Project Live Forever -- UPDATE

I am just returning from a head-to-toe Mayo Clinic extravaganza (the Executive Health Program). I’ve been poked, prodded, drained, irradiated, magnetized, contrasted, zapped, spun, flashed-at, probed and more.
They tested the blood, they tested the eyes, they tested the nerves, they tested the lungs, heart, organs, etc… I think they even tested the tests (I saw some with poke holes in them being passed around). It is important that your tests are healthy.
The coolest event was probably the MRI (very ‘2001 A space Odyssey directors cut’), followed by the Electromyography (EMG) (everything in the medical field is reduced to acronyms, or EMFRA).

Following that, the EMG was cool since they measured your nerve response with electricity and your limbs are bouncing all over the place (reminds me of sticking my hand on a big capacitor in the TV, but without the smell of searing flesh). The EMG tests progress to this cool needle the doctor jabs into your muscles – over and over again. Ahh, but the needle isn’t stationary, the doctor jiggles it around inside you while crazy lines jump and zap all over the screen. It’s got audio-feedback too, as this speaker makes AM-Radio interference sounds that seem to correspond to the doctors jiggling. It’s way mad-scientist. A cool thing is that a lot of nurses here have cool tattoos. I’d say 35% of them have tat’s – even the good looking ones. I needed lots of neurological consulting if you remember reading about my horrible gymnastics wipe-out of December.
I asked the EMG doctor if the ‘Viking Select’ computer analyzes the data collected, and he said ‘NO’, as this data analysis problem is much more difficult than voice recognition, and the computer does a much worse job than it thinks it does. He said this test hasn’t changed much since the 50’s, except now it’s computerized – way cool: 1950’s crazy electrozapping.
In the endocrinology department, I met with a doctor named Dr. Gates, that looked a lot like Bill Gates, which was cool. I kept doing double-takes. He kept talking and talking and hardly let me get through the list of questions I had brought with me, yet I was charged $540USD for the consult (50 minutes). Crappers! And OHIP doesn’t cover any $$ in May’s Mayo Madness Month extravaganza.
In the cardiovascular department, they had me go on the evil “Treadmill of Everest”. Every 3 minutes this treadmill would get increasingly steeper, and speed up until my heart was patting at a steady 186bpm (very hard core). I kept it up for 13.someodd minutes, which is quite a bit above the average for my age/sex I’m told – whoppie!
Buckets of blood were drawn - a veritable ocean. I had to eat a cookie to keep focused. If you go to the Mayo, make sure you bring a lot of blood with you.

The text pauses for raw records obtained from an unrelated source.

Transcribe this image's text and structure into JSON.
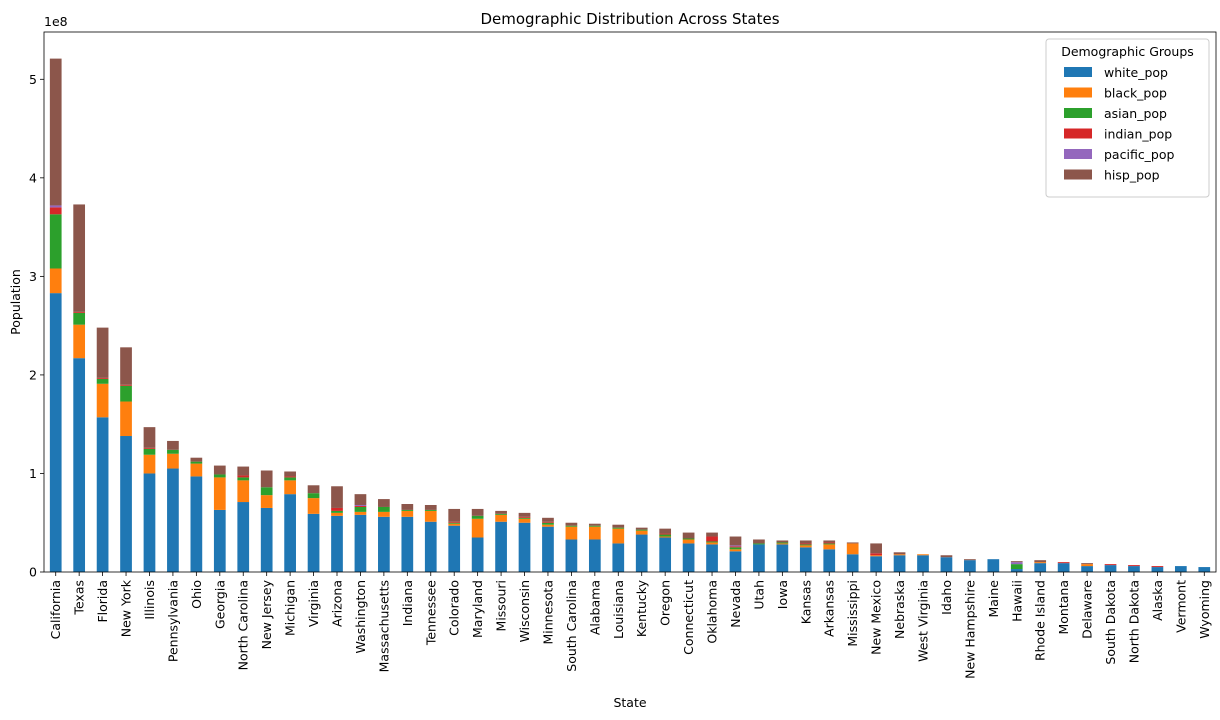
{
  "chart_data": {
    "type": "bar",
    "stacked": true,
    "title": "Demographic Distribution Across States",
    "xlabel": "State",
    "ylabel": "Population",
    "y_offset_label": "1e8",
    "ylim": [
      0,
      5.48
    ],
    "y_unit_multiplier": 100000000,
    "yticks": [
      0,
      1,
      2,
      3,
      4,
      5
    ],
    "ytick_labels": [
      "0",
      "1",
      "2",
      "3",
      "4",
      "5"
    ],
    "grid": false,
    "legend": {
      "title": "Demographic Groups",
      "placement": "top-right"
    },
    "categories": [
      "California",
      "Texas",
      "Florida",
      "New York",
      "Illinois",
      "Pennsylvania",
      "Ohio",
      "Georgia",
      "North Carolina",
      "New Jersey",
      "Michigan",
      "Virginia",
      "Arizona",
      "Washington",
      "Massachusetts",
      "Indiana",
      "Tennessee",
      "Colorado",
      "Maryland",
      "Missouri",
      "Wisconsin",
      "Minnesota",
      "South Carolina",
      "Alabama",
      "Louisiana",
      "Kentucky",
      "Oregon",
      "Connecticut",
      "Oklahoma",
      "Nevada",
      "Utah",
      "Iowa",
      "Kansas",
      "Arkansas",
      "Mississippi",
      "New Mexico",
      "Nebraska",
      "West Virginia",
      "Idaho",
      "New Hampshire",
      "Maine",
      "Hawaii",
      "Rhode Island",
      "Montana",
      "Delaware",
      "South Dakota",
      "North Dakota",
      "Alaska",
      "Vermont",
      "Wyoming"
    ],
    "series": [
      {
        "name": "white_pop",
        "color": "#1f77b4",
        "values": [
          2.83,
          2.17,
          1.57,
          1.38,
          1.0,
          1.05,
          0.97,
          0.63,
          0.71,
          0.65,
          0.79,
          0.59,
          0.57,
          0.58,
          0.56,
          0.56,
          0.51,
          0.47,
          0.35,
          0.51,
          0.5,
          0.46,
          0.33,
          0.33,
          0.29,
          0.38,
          0.35,
          0.29,
          0.28,
          0.21,
          0.28,
          0.28,
          0.25,
          0.23,
          0.18,
          0.16,
          0.17,
          0.17,
          0.15,
          0.12,
          0.13,
          0.03,
          0.09,
          0.09,
          0.06,
          0.07,
          0.06,
          0.05,
          0.06,
          0.05
        ]
      },
      {
        "name": "black_pop",
        "color": "#ff7f0e",
        "values": [
          0.25,
          0.34,
          0.34,
          0.35,
          0.19,
          0.15,
          0.13,
          0.33,
          0.22,
          0.13,
          0.14,
          0.16,
          0.03,
          0.03,
          0.05,
          0.06,
          0.11,
          0.02,
          0.19,
          0.07,
          0.04,
          0.02,
          0.13,
          0.13,
          0.15,
          0.04,
          0.01,
          0.04,
          0.02,
          0.02,
          0.0,
          0.01,
          0.02,
          0.05,
          0.11,
          0.01,
          0.01,
          0.01,
          0.0,
          0.0,
          0.0,
          0.0,
          0.01,
          0.0,
          0.02,
          0.0,
          0.0,
          0.0,
          0.0,
          0.0
        ]
      },
      {
        "name": "asian_pop",
        "color": "#2ca02c",
        "values": [
          0.55,
          0.12,
          0.05,
          0.16,
          0.06,
          0.04,
          0.02,
          0.03,
          0.03,
          0.08,
          0.03,
          0.05,
          0.02,
          0.05,
          0.05,
          0.01,
          0.01,
          0.01,
          0.03,
          0.01,
          0.01,
          0.02,
          0.01,
          0.01,
          0.01,
          0.01,
          0.02,
          0.01,
          0.01,
          0.02,
          0.01,
          0.01,
          0.01,
          0.01,
          0.0,
          0.0,
          0.0,
          0.0,
          0.0,
          0.0,
          0.0,
          0.05,
          0.0,
          0.0,
          0.0,
          0.0,
          0.0,
          0.0,
          0.0,
          0.0
        ]
      },
      {
        "name": "indian_pop",
        "color": "#d62728",
        "values": [
          0.07,
          0.01,
          0.01,
          0.01,
          0.01,
          0.0,
          0.0,
          0.0,
          0.02,
          0.0,
          0.01,
          0.0,
          0.03,
          0.01,
          0.0,
          0.0,
          0.0,
          0.01,
          0.0,
          0.0,
          0.01,
          0.01,
          0.0,
          0.0,
          0.0,
          0.0,
          0.01,
          0.0,
          0.05,
          0.01,
          0.0,
          0.0,
          0.01,
          0.01,
          0.0,
          0.02,
          0.0,
          0.0,
          0.0,
          0.0,
          0.0,
          0.0,
          0.0,
          0.01,
          0.0,
          0.01,
          0.01,
          0.01,
          0.0,
          0.0
        ]
      },
      {
        "name": "pacific_pop",
        "color": "#9467bd",
        "values": [
          0.02,
          0.0,
          0.0,
          0.0,
          0.0,
          0.0,
          0.0,
          0.0,
          0.0,
          0.0,
          0.0,
          0.0,
          0.0,
          0.01,
          0.0,
          0.0,
          0.0,
          0.0,
          0.0,
          0.0,
          0.0,
          0.0,
          0.0,
          0.0,
          0.0,
          0.0,
          0.0,
          0.0,
          0.0,
          0.01,
          0.0,
          0.0,
          0.0,
          0.0,
          0.0,
          0.0,
          0.0,
          0.0,
          0.0,
          0.0,
          0.0,
          0.02,
          0.0,
          0.0,
          0.0,
          0.0,
          0.0,
          0.0,
          0.0,
          0.0
        ]
      },
      {
        "name": "hisp_pop",
        "color": "#8c564b",
        "values": [
          1.49,
          1.09,
          0.51,
          0.38,
          0.21,
          0.09,
          0.04,
          0.09,
          0.09,
          0.17,
          0.05,
          0.08,
          0.22,
          0.11,
          0.08,
          0.06,
          0.05,
          0.13,
          0.07,
          0.03,
          0.04,
          0.04,
          0.03,
          0.02,
          0.03,
          0.02,
          0.05,
          0.06,
          0.04,
          0.09,
          0.04,
          0.02,
          0.03,
          0.02,
          0.01,
          0.1,
          0.02,
          0.0,
          0.02,
          0.01,
          0.0,
          0.01,
          0.02,
          0.0,
          0.01,
          0.0,
          0.0,
          0.0,
          0.0,
          0.0
        ]
      }
    ]
  }
}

This Mayo I went to is in Jacksonville Florida. Jacksonville is one of the biggest, if not the biggest (in area) city in the USA; however, the density of cool things to do here seems to be very low. I went to the beach. I saw lots of funny lizard creatures scampering about and ant-hills that were so huge that most of my toes could fit in the hole. For some magic reason, no allergies are affecting me here. I did go to the Walmart up the street, as one can learn A LOT about local American culture by watching them go about their day in their Walmarts. It’s like going to the Zoo, but an American Zoo. One woman, featuring 3 teeth, went up to customer service and asked to borrow some glue so she could glue the tooth back into her head -- FOR REAL! Scary stuff kids! Here's a vid of what it's like to live in the Jacksonville Jerry Springer Reality. Here's some thoughts re: Jacksonville. I went to see Episode III on opening night in Jacksonville, and actually got in a fight with a noisy flip-flop shuffilin' overweight monster... er mother of at least three DURING the movie. Creeeeeepy.
Florida, as you know, is full of old people – and this Mayo is even more full of them – and almost all of them are kind of gross-sick in some way. I saw some scary things. In some ways, it makes you happy that you’re pretty healthy, and in others it makes you want to enjoy life to the fullest before you fall apart like them. It is clear to me that modern medicine “experiments on the old” and “practices on the young”.
As I write this in the Neurology lobby (there are some old dudes chatting about what they did during Perl Harbor!), I am reminded that my final meetings are coming up and I’ll be returning to the doctor I started with for a wind-up. Following that, it’s a visit to the dread pirate ‘Financial Representative’ – they save the really bad news for last you see.
PAULSOP.COM SIGNING OUT (oh... and radio should be back up).